Colorectal liver metastases (CRLMs) are the leading cause of cancer-related death in colorectal cancer; after curative resection of CRLMs, adjuvant chemotherapy is used to prevent recurrence. However, tumor recurrence after chemotherapy remains a significant therapeutic challenge. To investigate novel therapeutic targets for chemotherapy-resistant CRLM, we compared tissues from the same patients before and after chemotherapy using a phosphoproteomic approach.
Eighteen patients were treated with chemotherapy after resection of liver metastases and developed recurrent tumors during or after chemotherapy. TMT-based proteomic and phosphoproteomic analysis was performed on tumors and NATs obtained from patients and on 35 colorectal cancer cell lines (CRC35). Kinase activity profiles were obtained using PTM-SEA. A drug sensitivity-kinase activity correlation map was created using kinase activity data for CRC35 and drug sensitivity data from the publicly available small molecule sensitivity data set (CTD2).

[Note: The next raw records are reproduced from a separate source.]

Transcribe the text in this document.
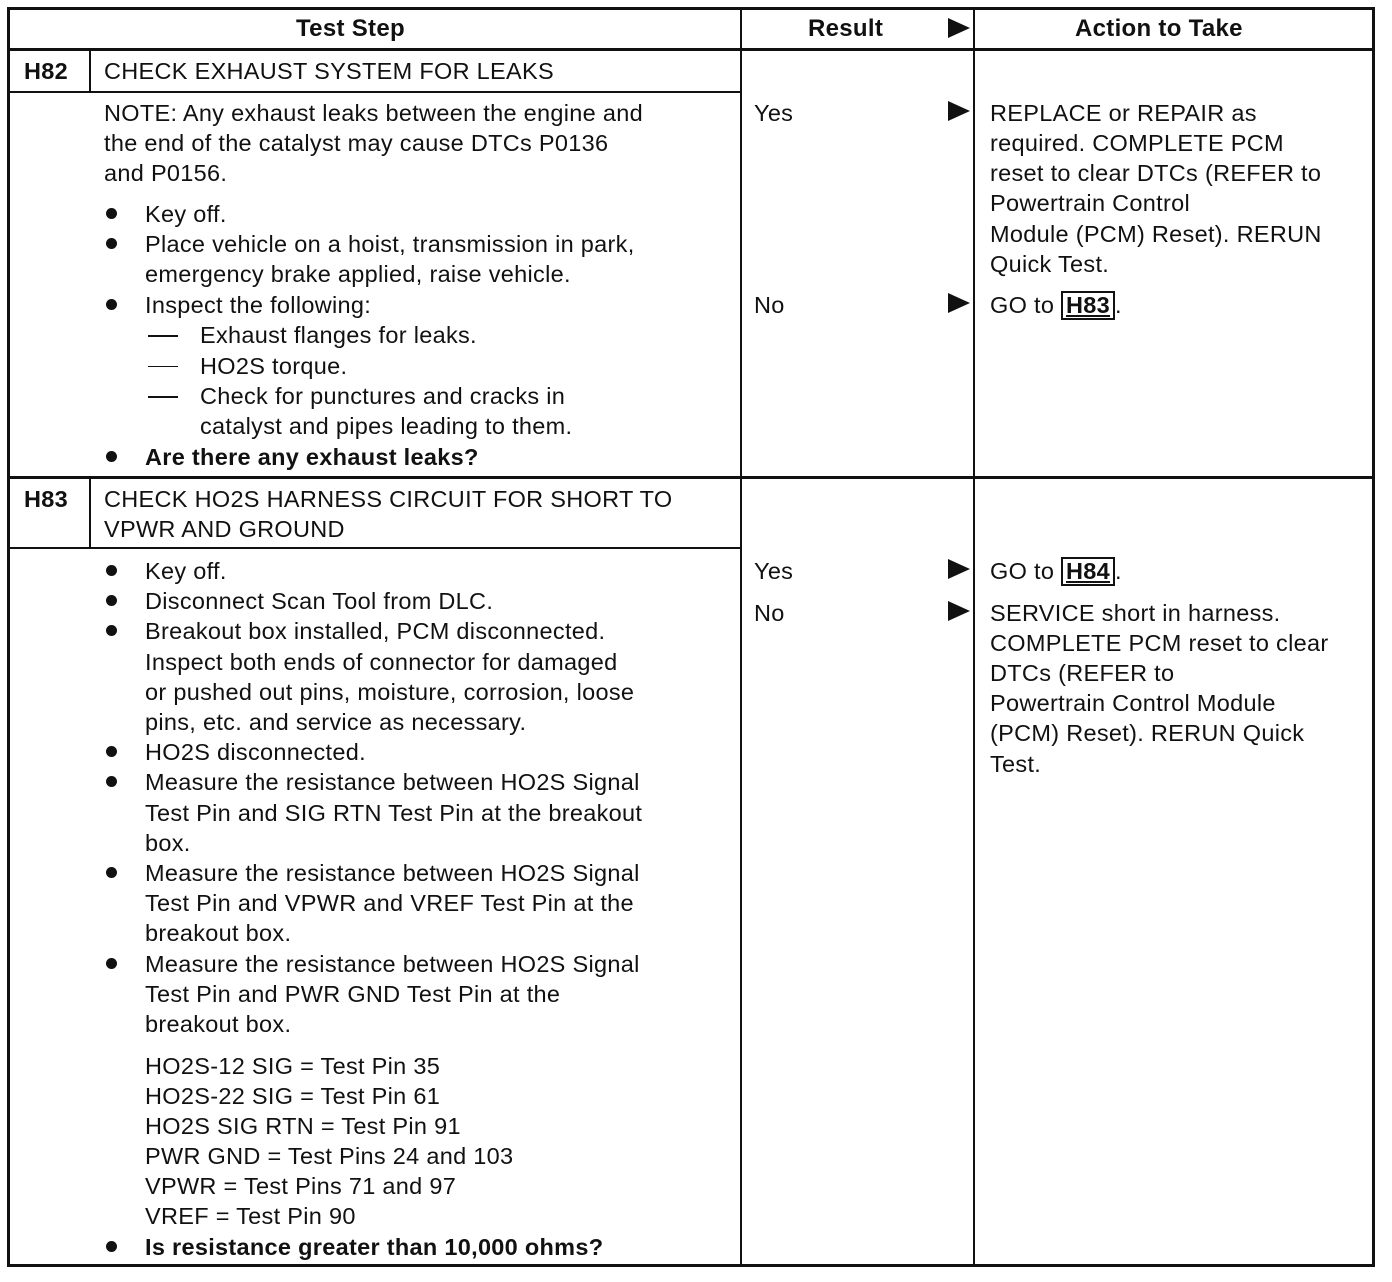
Test Step	Result	Action to Take
H82 CHECK EXHAUST SYSTEM FOR LEAKS
NOTE: Any exhaust leaks between the engine and
the end of the catalyst may cause DTCs P0136
and P0156.
Key off.
Place vehicle on a hoist, transmission in park,
emergency brake applied, raise vehicle.
Inspect the following:
Exhaust flanges for leaks.
HO2S torque.
Check for punctures and cracks in
catalyst and pipes leading to them.
Are there any exhaust leaks?
Yes
No
REPLACE or REPAIR as
required. COMPLETE PCM
reset to clear DTCs (REFER to
Powertrain Control
Module (PCM) Reset). RERUN
Quick Test.
GO to H83 .
H83 CHECK HO2S HARNESS CIRCUIT FOR SHORT TO
VPWR AND GROUND
Key off.
Disconnect Scan Tool from DLC.
Breakout box installed, PCM disconnected.
Inspect both ends of connector for damaged
or pushed out pins, moisture, corrosion, loose
pins, etc. and service as necessary.
HO2S disconnected.
Measure the resistance between HO2S Signal
Test Pin and SIG RTN Test Pin at the breakout
box.
Measure the resistance between HO2S Signal
Test Pin and VPWR and VREF Test Pin at the
breakout box.
Measure the resistance between HO2S Signal
Test Pin and PWR GND Test Pin at the
breakout box.
HO2S-12 SIG = Test Pin 35
HO2S-22 SIG = Test Pin 61
HO2S SIG RTN = Test Pin 91
PWR GND = Test Pins 24 and 103
VPWR = Test Pins 71 and 97
VREF = Test Pin 90
Is resistance greater than 10,000 ohms?
Yes
No
GO to H84 .
SERVICE short in harness.
COMPLETE PCM reset to clear
DTCs (REFER to
Powertrain Control Module
(PCM) Reset). RERUN Quick
Test.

Patients were divided into two groups: recurrence during adjuvant chemotherapy (During group: n=8) and recurrence after chemotherapy (After group: n=10). Overall survival was significantly shorter in the During group than in the After group. PAK1 activity was significantly upregulated in patients in During group. We then systematically selected PI3K inhibitors as drug candidates using Drug sensitivity-Kinase activity correlation map and confirmed anti-cancer effect in vitro and in vivo.
Our integrated analysis of pharmaco-phosphoproteomic data revealed PAK1 kinase activation associated with poor prognosis cases and PI3K kinase as a potential therapeutic target for chemotherapy resistance CRLM.